A new study finds that U.S. residents struggle to understand terms frequently used by scientists to describe climate change. Study participants said some of the terms were too complex to understand. Other terms were misunderstood in the context of climate change. Participants suggested simpler, alternative language.
The study was published in a special edition of Climatic Change titled Climate Change Communication and the IPCC.
The study was spearheaded by the USC Dornsife Public Exchange and included a team of USC researchers and personnel from the United Nations Foundation.
Study participants were asked to rate how easy it was to understand eight terms drawn from publicly available reports written by the Intergovernmental Panel on Climate Change. (The documents used for the study did not include the IPCC’s latest report, which was released to the public on Aug. 9, 2021.) The UN Foundation chose the terms through informal consultation with the IPCC.
The eight terms were “mitigation,” “carbon neutral,” “unprecedented transition,” “tipping point,” “sustainable development,” “carbon dioxide removal,” “adaptation” and “abrupt change.” “Mitigation” was the most difficult term to understand; “abrupt change” was the easiest.
Participants were also asked to provide suggestions for alternative language.
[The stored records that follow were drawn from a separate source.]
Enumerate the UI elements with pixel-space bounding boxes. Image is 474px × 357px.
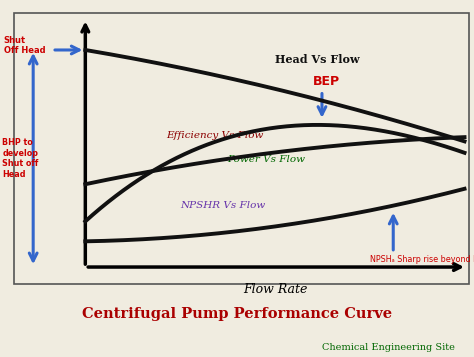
Text: Flow Rate: Flow Rate	[243, 283, 307, 296]
Text: Power Vs Flow: Power Vs Flow	[228, 155, 306, 165]
Text: NPSHR Vs Flow: NPSHR Vs Flow	[180, 201, 265, 210]
Text: Centrifugal Pump Performance Curve: Centrifugal Pump Performance Curve	[82, 307, 392, 321]
Text: BEP: BEP	[313, 75, 340, 88]
Text: BHP to
develop
Shut off
Head: BHP to develop Shut off Head	[2, 139, 39, 178]
Text: Shut
Off Head: Shut Off Head	[4, 36, 46, 55]
Text: NPSHₐ Sharp rise beyond BEP: NPSHₐ Sharp rise beyond BEP	[370, 255, 474, 264]
Text: Chemical Engineering Site: Chemical Engineering Site	[322, 343, 455, 352]
Text: Efficiency Vs Flow: Efficiency Vs Flow	[166, 131, 263, 140]
Text: Head Vs Flow: Head Vs Flow	[275, 55, 360, 65]
Bar	[14, 13, 469, 284]
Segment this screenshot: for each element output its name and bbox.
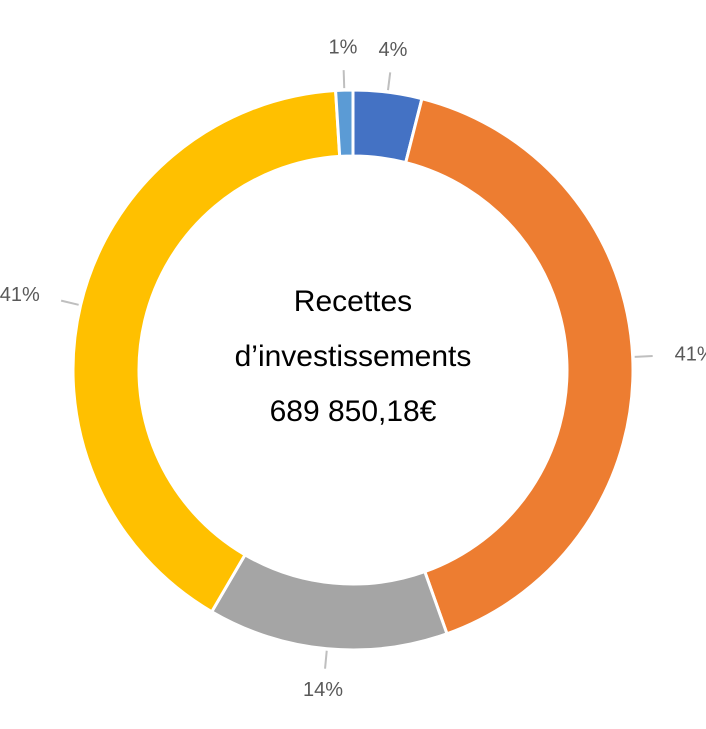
donut-segment <box>71 88 342 614</box>
data-label: 41% <box>675 343 706 365</box>
center-label: Recettes <box>294 285 412 318</box>
leader-line <box>634 355 653 358</box>
leader-line <box>342 70 346 89</box>
data-label: 1% <box>329 36 358 58</box>
leader-line <box>324 650 328 669</box>
leader-line <box>387 72 392 91</box>
data-label: 41% <box>0 284 40 306</box>
donut-segment <box>403 96 635 636</box>
center-label: d’investissements <box>235 340 472 373</box>
donut-segment <box>209 552 449 652</box>
data-label: 14% <box>303 679 343 701</box>
data-label: 4% <box>379 39 408 61</box>
leader-line <box>60 299 79 306</box>
donut-segment <box>334 88 355 159</box>
center-label: 689 850,18€ <box>270 395 437 428</box>
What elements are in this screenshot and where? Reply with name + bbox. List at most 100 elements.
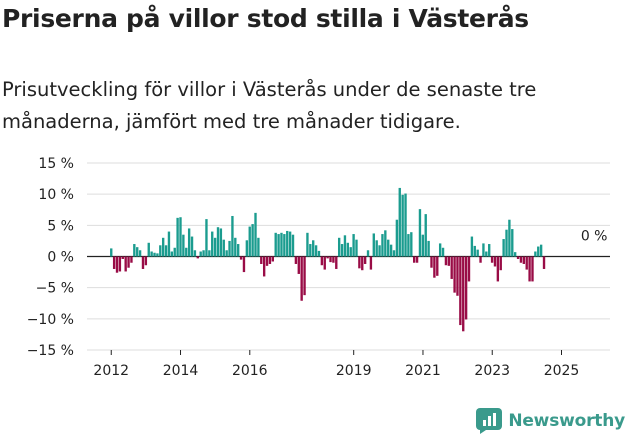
bar	[433, 256, 436, 278]
bar	[173, 247, 176, 257]
bar	[392, 250, 396, 257]
bar	[136, 247, 139, 257]
bar	[297, 256, 300, 274]
bar	[473, 245, 476, 257]
bar	[187, 228, 191, 257]
bar	[326, 256, 329, 259]
bar	[332, 256, 335, 263]
bar	[415, 256, 419, 263]
bar	[525, 256, 528, 270]
bar	[447, 256, 450, 266]
bar	[502, 239, 505, 257]
bars	[110, 187, 546, 332]
bar	[430, 256, 433, 268]
bar	[280, 232, 283, 257]
bar	[303, 256, 306, 296]
bar	[511, 229, 514, 257]
bar	[153, 252, 156, 257]
bar	[222, 239, 225, 257]
bar	[130, 256, 133, 263]
bar	[211, 231, 214, 257]
bar	[312, 240, 315, 257]
y-tick-label: −10 %	[27, 312, 74, 328]
bar	[335, 256, 338, 269]
bar	[208, 250, 211, 257]
bar	[346, 242, 350, 257]
brand-logo[interactable]: Newsworthy	[476, 407, 625, 435]
bar	[291, 234, 295, 257]
bar	[499, 256, 502, 271]
bar	[121, 256, 124, 259]
bar	[542, 256, 546, 269]
x-tick-label: 2025	[544, 363, 580, 379]
bar	[245, 240, 249, 257]
bar	[306, 232, 309, 257]
bar	[375, 240, 378, 257]
bar	[239, 256, 243, 260]
bar	[277, 234, 280, 257]
bar	[537, 246, 540, 257]
bar	[531, 256, 534, 282]
bar	[450, 256, 453, 279]
x-tick-label: 2023	[474, 363, 510, 379]
y-tick-label: 0 %	[47, 250, 74, 266]
bar	[254, 212, 257, 257]
bar	[413, 256, 416, 263]
brand-name: Newsworthy	[508, 411, 625, 431]
bar	[343, 235, 347, 257]
bar	[482, 243, 485, 257]
bar	[395, 219, 399, 257]
y-tick-label: −15 %	[27, 343, 74, 359]
bar	[257, 237, 260, 257]
bar	[456, 256, 459, 296]
bar	[300, 256, 303, 301]
bar	[138, 250, 142, 257]
bar	[164, 245, 168, 257]
bar	[274, 232, 277, 257]
bar	[314, 245, 318, 257]
bar	[179, 217, 182, 257]
bar	[534, 251, 537, 257]
bar	[309, 244, 312, 257]
bar	[436, 256, 439, 276]
bar	[372, 233, 375, 257]
bar	[190, 236, 194, 257]
y-tick-label: −5 %	[36, 281, 74, 297]
bar	[205, 219, 208, 257]
x-tick-label: 2021	[405, 363, 441, 379]
bar	[485, 251, 488, 257]
bar	[329, 256, 332, 263]
bar	[470, 236, 474, 257]
bar	[219, 228, 223, 257]
bar	[248, 226, 251, 257]
bar	[464, 256, 468, 320]
x-axis: 2012 2014 2016 2019 2021 2023 2025	[93, 350, 579, 379]
x-tick-label: 2016	[232, 363, 268, 379]
y-tick-label: 5 %	[47, 218, 74, 234]
bar	[150, 251, 153, 257]
bar	[398, 187, 401, 257]
bar	[337, 237, 341, 257]
bar	[384, 230, 387, 257]
bar	[231, 215, 234, 257]
bar	[424, 214, 427, 257]
latest-value-label: 0 %	[581, 229, 608, 245]
bar	[407, 234, 410, 257]
bar	[404, 193, 407, 257]
page-subtitle: Prisutveckling för villor i Västerås und…	[2, 78, 537, 133]
bar	[513, 252, 517, 257]
newsworthy-logo-icon	[476, 408, 503, 434]
bar	[438, 243, 442, 257]
bar	[115, 256, 119, 273]
bar	[127, 256, 130, 268]
bar	[490, 256, 494, 263]
bar	[133, 244, 136, 257]
bar	[182, 234, 185, 257]
bar	[459, 256, 462, 326]
bar	[369, 256, 373, 270]
bar	[488, 244, 491, 257]
bar	[479, 256, 482, 263]
bar	[462, 256, 465, 332]
bar	[237, 244, 240, 257]
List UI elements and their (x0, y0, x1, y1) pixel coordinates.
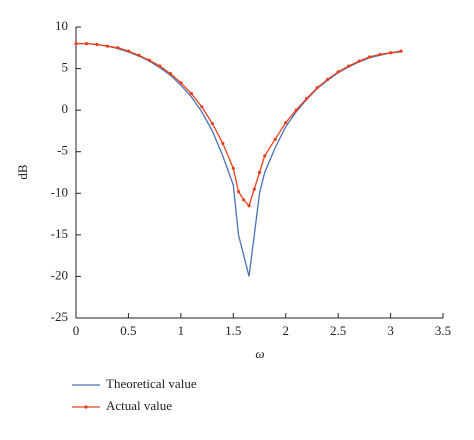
legend-label: Theoretical value (106, 376, 197, 391)
point (158, 64, 162, 68)
point (378, 52, 382, 57)
point (189, 91, 193, 96)
x-tick-label: 0.5 (120, 323, 136, 338)
point (257, 170, 262, 175)
legend-marker (84, 405, 88, 409)
point (84, 42, 89, 46)
point (263, 154, 267, 158)
point (357, 59, 361, 63)
point (126, 49, 131, 53)
y-tick-label: 0 (62, 101, 69, 116)
point (105, 44, 110, 48)
point (399, 49, 403, 53)
x-axis-label: ω (255, 346, 264, 361)
point (236, 190, 241, 194)
y-tick-label: -20 (51, 267, 68, 282)
point (326, 77, 330, 81)
point (347, 64, 351, 68)
point (315, 86, 319, 90)
point (336, 70, 340, 74)
point (221, 141, 225, 145)
x-tick-label: 2 (282, 323, 289, 338)
x-tick-label: 1.5 (225, 323, 241, 338)
point (74, 42, 78, 46)
point (137, 53, 141, 57)
point (147, 58, 151, 62)
point (210, 121, 214, 126)
point (200, 105, 204, 109)
point (116, 46, 120, 50)
point (368, 55, 372, 59)
point (284, 121, 288, 125)
point (252, 187, 256, 191)
point (242, 198, 246, 202)
y-tick-label: 5 (62, 60, 69, 75)
point (305, 96, 309, 101)
point (388, 51, 393, 55)
series-line (76, 42, 402, 208)
y-tick-label: -25 (51, 309, 68, 324)
point (179, 81, 183, 85)
point (247, 204, 251, 208)
point (273, 137, 277, 141)
y-tick-label: -15 (51, 226, 68, 241)
x-tick-label: 3 (387, 323, 394, 338)
y-tick-label: -10 (51, 184, 68, 199)
y-tick-label: -5 (57, 143, 68, 158)
point (231, 166, 235, 170)
y-tick-label: 10 (55, 18, 68, 33)
series-line (76, 42, 402, 277)
point (294, 108, 298, 112)
x-tick-label: 0 (73, 323, 80, 338)
x-tick-label: 3.5 (435, 323, 451, 338)
x-tick-label: 1 (178, 323, 185, 338)
point (95, 42, 99, 47)
x-tick-label: 2.5 (330, 323, 346, 338)
point (168, 71, 172, 76)
legend-label: Actual value (106, 398, 172, 413)
y-axis-label: dB (15, 164, 30, 180)
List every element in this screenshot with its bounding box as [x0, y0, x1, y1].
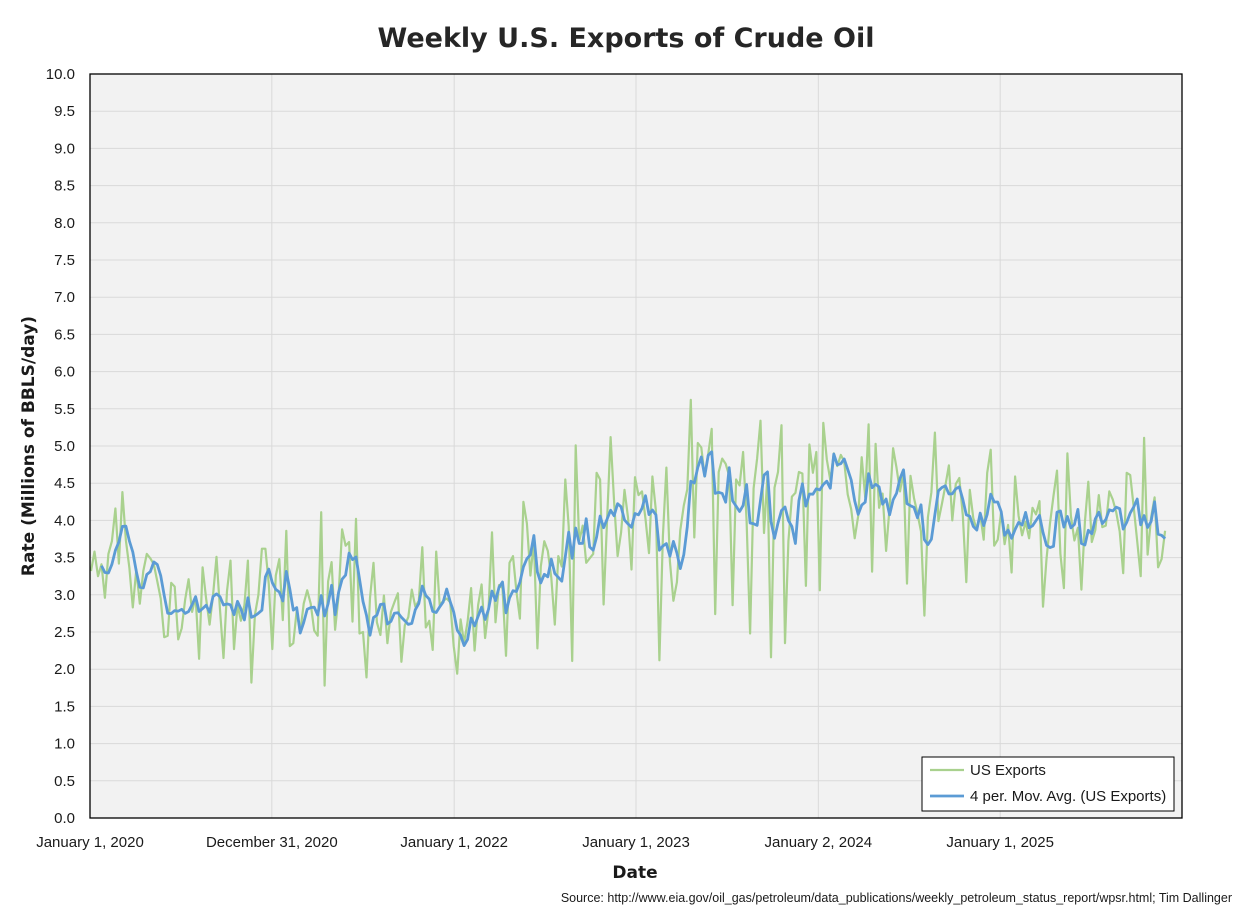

In general, they advised using simpler terms and using them in the context of climate change. For example, for the term “unprecedented transition,” which the IPCC defines as “rapid, far-reaching and unprecedented changes in all aspects of society,” participants suggested: “a change not seen before.”
For “tipping point,” which the IPCC defines as “an irreversible change in the climate system,” one respondent offered: “too late to fix anything.”
Previously published research suggests simplifying language to increase comprehension by:
- Limiting sentences to 16-20 words and using words with no more than two syllables, whenever possible (Cutts 2013; Kadayat and Eika 2020; McLaughlin 1969).
- Writing for the public at the level of a reader who is 12 or 13 years old (U.S. grade level 6-7; Wong-Parodi et al. 2013).